Kekurangan dari teori belajar ini ialah harus banyak fasilitas
pendukung, serta keberhasilan belajar tidak dapat dilihat dari satu peserta
didik saja tapi harus dilihat secara keseluruhan
d. Alternatif pembelajaran
Hakekat belajar menurut teori kognitif dijelaskan sebagai suatu
aktifitas belajar yang berkaitan dengan penataan informasi, reorganisasi
perseptual, dan proses internal. Kegiatan pembelajaran yang berpijak pada
teori belajar kognitif ini sudah banyak digunakan. Dalam merumuskan tujuan
pembelajaran, tidak lagi mekanistik sebagaimana yang dilakukan dalam
pendekatan behavioristik.

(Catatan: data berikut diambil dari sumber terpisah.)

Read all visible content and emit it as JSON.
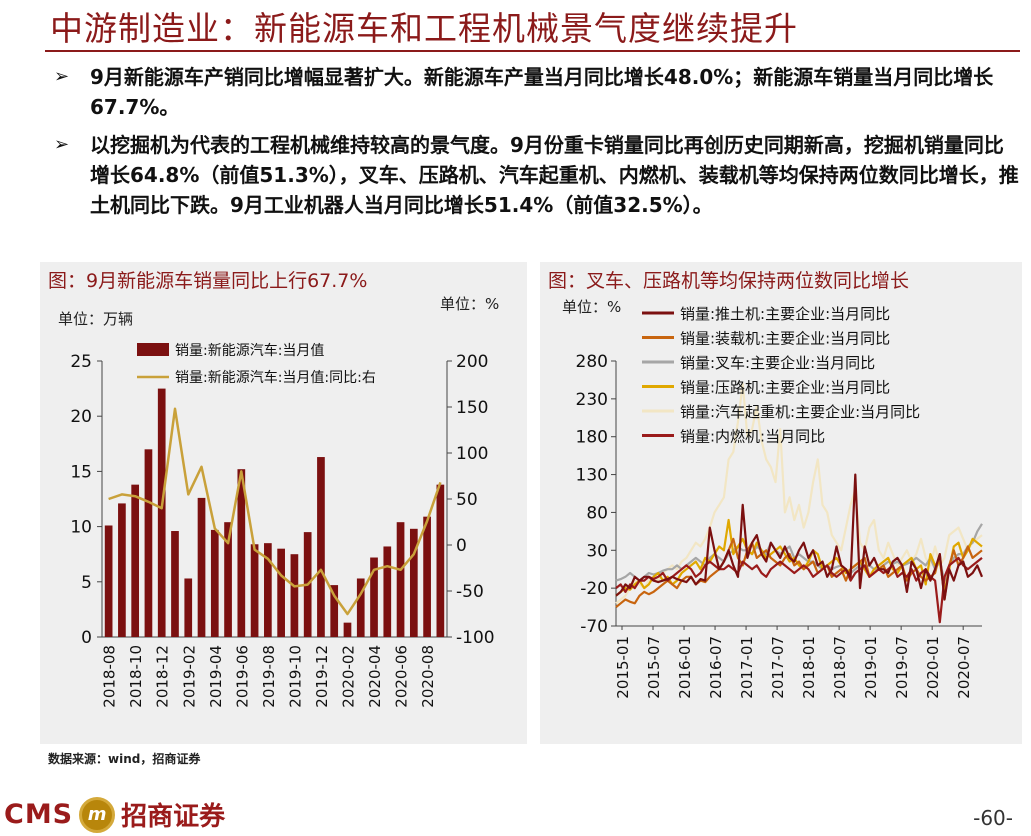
{
  "title": "中游制造业：新能源车和工程机械景气度继续提升",
  "bullets": [
    "9月新能源车产销同比增幅显著扩大。新能源车产量当月同比增长48.0%；新能源车销量当月同比增长67.7%。",
    "以挖掘机为代表的工程机械维持较高的景气度。9月份重卡销量同比再创历史同期新高，挖掘机销量同比增长64.8%（前值51.3%），叉车、压路机、汽车起重机、内燃机、装载机等均保持两位数同比增长，推土机同比下跌。9月工业机器人当月同比增长51.4%（前值32.5%）。"
  ],
  "bullet_marker": "➢",
  "source": "数据来源：wind，招商证券",
  "logo": {
    "cms": "CMS",
    "badge": "m",
    "cn": "招商证券"
  },
  "page_number": "-60-",
  "colors": {
    "brand": "#8b1a1a",
    "bar": "#7b1010",
    "line_gold": "#c9a13a"
  },
  "chart_data": [
    {
      "type": "bar",
      "title": "图：9月新能源车销量同比上行67.7%",
      "unit_left": "单位：万辆",
      "unit_right": "单位：%",
      "categories": [
        "2018-08",
        "2018-09",
        "2018-10",
        "2018-11",
        "2018-12",
        "2019-01",
        "2019-02",
        "2019-03",
        "2019-04",
        "2019-05",
        "2019-06",
        "2019-07",
        "2019-08",
        "2019-09",
        "2019-10",
        "2019-11",
        "2019-12",
        "2020-01",
        "2020-02",
        "2020-03",
        "2020-04",
        "2020-05",
        "2020-06",
        "2020-07",
        "2020-08",
        "2020-09"
      ],
      "xtick_labels": [
        "2018-08",
        "2018-10",
        "2018-12",
        "2019-02",
        "2019-04",
        "2019-06",
        "2019-08",
        "2019-10",
        "2019-12",
        "2020-02",
        "2020-04",
        "2020-06",
        "2020-08"
      ],
      "series": [
        {
          "name": "销量:新能源汽车:当月值",
          "type": "bar",
          "axis": "left",
          "values": [
            10.1,
            12.1,
            13.8,
            17.0,
            22.5,
            9.6,
            5.3,
            12.6,
            9.7,
            10.4,
            15.2,
            8.4,
            8.5,
            8.0,
            7.5,
            9.5,
            16.3,
            4.7,
            1.3,
            5.3,
            7.2,
            8.2,
            10.4,
            9.8,
            10.9,
            13.8
          ]
        },
        {
          "name": "销量:新能源汽车:当月值:同比:右",
          "type": "line",
          "axis": "right",
          "values": [
            50,
            55,
            53,
            47,
            40,
            148,
            55,
            85,
            18,
            2,
            80,
            -5,
            -15,
            -33,
            -45,
            -43,
            -27,
            -55,
            -75,
            -53,
            -27,
            -23,
            -27,
            -10,
            26,
            68
          ]
        }
      ],
      "ylim_left": [
        0,
        25
      ],
      "ylim_right": [
        -100,
        200
      ],
      "yticks_left": [
        0,
        5,
        10,
        15,
        20,
        25
      ],
      "yticks_right": [
        -100,
        -50,
        0,
        50,
        100,
        150,
        200
      ],
      "legend": "top"
    },
    {
      "type": "line",
      "title": "图：叉车、压路机等均保持两位数同比增长",
      "unit_left": "单位：%",
      "xtick_labels": [
        "2015-01",
        "2015-07",
        "2016-01",
        "2016-07",
        "2017-01",
        "2017-07",
        "2018-01",
        "2018-07",
        "2019-01",
        "2019-07",
        "2020-01",
        "2020-07"
      ],
      "ylim": [
        -70,
        280
      ],
      "yticks": [
        -70,
        -20,
        30,
        80,
        130,
        180,
        230,
        280
      ],
      "series": [
        {
          "name": "销量:推土机:主要企业:当月同比",
          "color": "#7b1010",
          "values": [
            -30,
            -25,
            -15,
            -20,
            -5,
            -10,
            -5,
            -5,
            -10,
            -12,
            -10,
            -8,
            -5,
            -8,
            -10,
            -12,
            -5,
            -15,
            -8,
            -10,
            60,
            30,
            5,
            15,
            30,
            10,
            -5,
            90,
            20,
            40,
            50,
            25,
            15,
            40,
            30,
            20,
            35,
            20,
            15,
            30,
            40,
            20,
            30,
            10,
            15,
            -5,
            5,
            35,
            10,
            5,
            -5,
            130,
            -20,
            35,
            10,
            20,
            5,
            5,
            0,
            15,
            20,
            10,
            -25,
            15,
            5,
            -20,
            5,
            -10,
            5,
            25,
            -35,
            5,
            -10,
            10,
            15,
            -5,
            0,
            10,
            -5
          ]
        },
        {
          "name": "销量:装载机:主要企业:当月同比",
          "color": "#c8650f",
          "values": [
            -45,
            -40,
            -35,
            -38,
            -40,
            -30,
            -25,
            -28,
            -25,
            -20,
            -15,
            -10,
            -15,
            -20,
            -10,
            -5,
            -5,
            -15,
            -10,
            -12,
            -5,
            0,
            5,
            15,
            30,
            45,
            20,
            10,
            30,
            40,
            20,
            25,
            30,
            20,
            15,
            10,
            20,
            25,
            10,
            15,
            5,
            10,
            15,
            0,
            5,
            10,
            -5,
            0,
            5,
            -10,
            5,
            10,
            15,
            20,
            -5,
            0,
            5,
            10,
            -5,
            0,
            5,
            10,
            -10,
            0,
            5,
            -5,
            -10,
            -5,
            0,
            25,
            -35,
            10,
            30,
            10,
            20,
            35,
            20,
            25,
            30
          ]
        },
        {
          "name": "销量:叉车:主要企业:当月同比",
          "color": "#a6a6a6",
          "values": [
            -10,
            -8,
            -5,
            0,
            -5,
            -10,
            -5,
            0,
            -2,
            0,
            3,
            5,
            5,
            10,
            5,
            10,
            15,
            20,
            15,
            10,
            20,
            25,
            20,
            15,
            25,
            30,
            35,
            30,
            30,
            25,
            35,
            30,
            25,
            40,
            30,
            25,
            30,
            35,
            20,
            25,
            20,
            15,
            15,
            10,
            5,
            10,
            5,
            8,
            10,
            5,
            0,
            5,
            10,
            8,
            10,
            5,
            5,
            10,
            15,
            12,
            15,
            10,
            12,
            15,
            20,
            15,
            10,
            20,
            5,
            15,
            -10,
            10,
            20,
            25,
            25,
            35,
            40,
            55,
            65
          ]
        },
        {
          "name": "销量:压路机:主要企业:当月同比",
          "color": "#e0a800",
          "values": [
            -30,
            -25,
            -20,
            -22,
            -15,
            -10,
            -20,
            -15,
            -5,
            0,
            -10,
            -5,
            -15,
            -10,
            0,
            5,
            10,
            15,
            5,
            20,
            15,
            25,
            35,
            30,
            70,
            25,
            35,
            45,
            30,
            25,
            40,
            30,
            20,
            25,
            30,
            35,
            25,
            15,
            20,
            10,
            5,
            15,
            30,
            25,
            5,
            10,
            15,
            20,
            10,
            0,
            5,
            10,
            15,
            5,
            -5,
            5,
            10,
            15,
            20,
            5,
            0,
            10,
            15,
            20,
            5,
            10,
            -15,
            25,
            10,
            15,
            -25,
            5,
            35,
            40,
            20,
            30,
            45,
            40,
            35
          ]
        },
        {
          "name": "销量:汽车起重机:主要企业:当月同比",
          "color": "#f2e6c4",
          "values": [
            -40,
            -35,
            -30,
            -20,
            -10,
            -15,
            -20,
            -10,
            -5,
            -10,
            0,
            5,
            10,
            5,
            15,
            20,
            30,
            40,
            35,
            45,
            60,
            80,
            90,
            100,
            150,
            160,
            200,
            250,
            180,
            190,
            220,
            175,
            150,
            140,
            120,
            190,
            80,
            100,
            70,
            90,
            60,
            80,
            120,
            150,
            90,
            80,
            50,
            40,
            30,
            60,
            90,
            110,
            40,
            30,
            60,
            70,
            30,
            20,
            40,
            25,
            10,
            20,
            30,
            15,
            25,
            45,
            20,
            10,
            35,
            10,
            20,
            50,
            55,
            60,
            45,
            30,
            40,
            45,
            50
          ]
        },
        {
          "name": "销量:内燃机:当月同比",
          "color": "#9a1b1b",
          "values": [
            -20,
            -15,
            -25,
            -15,
            -20,
            -10,
            -10,
            -5,
            -8,
            -5,
            0,
            -10,
            -5,
            0,
            5,
            10,
            5,
            -5,
            0,
            10,
            15,
            10,
            5,
            5,
            10,
            5,
            0,
            15,
            10,
            5,
            10,
            0,
            -5,
            5,
            10,
            15,
            10,
            5,
            0,
            5,
            10,
            5,
            -5,
            0,
            5,
            10,
            0,
            -5,
            0,
            5,
            -10,
            0,
            5,
            10,
            -5,
            0,
            5,
            0,
            5,
            10,
            -5,
            0,
            -5,
            5,
            -10,
            0,
            5,
            -5,
            -10,
            -65,
            -5,
            10,
            15,
            20,
            10,
            5,
            10,
            15,
            20
          ]
        }
      ],
      "legend": "top-right"
    }
  ]
}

Kebebasan dan keterlibatan siswa secara aktif
dalam proses belajar amat diperhitungkan, agar belajar lebih bermakna bagi
siswa.
Penerapan teori kognitif dalam pembelajaran hendaknya guru
menggunakan pola atau logika tertentu dari sederhana ke lebih kompleks
dalam penyusunan materi, guru menciptakan pembelajaran yang bermakna,
memperhatikan perbedaan individual siswa dan memperhatikan keaktifan
siswa.

Dalam proses pembelajaran terdapat beberapa cara yang dapat


diterapkan guru, yaitu : guru membantu siswa untuk dapat membedakan
mana informasi yang penting dan informasi yang kurang penting misalnya
dengan cara menuliskan tujuan pembelajaran, membantu siswa dalam
menghubungkan informasi yang baru dia dapatkan dengan informasi yang
sudah dimiliki oleh siswa, menyajikan pelajaran tersusun dan jelas, serta
utamakan pembelajaran bermakna bukan ingatan.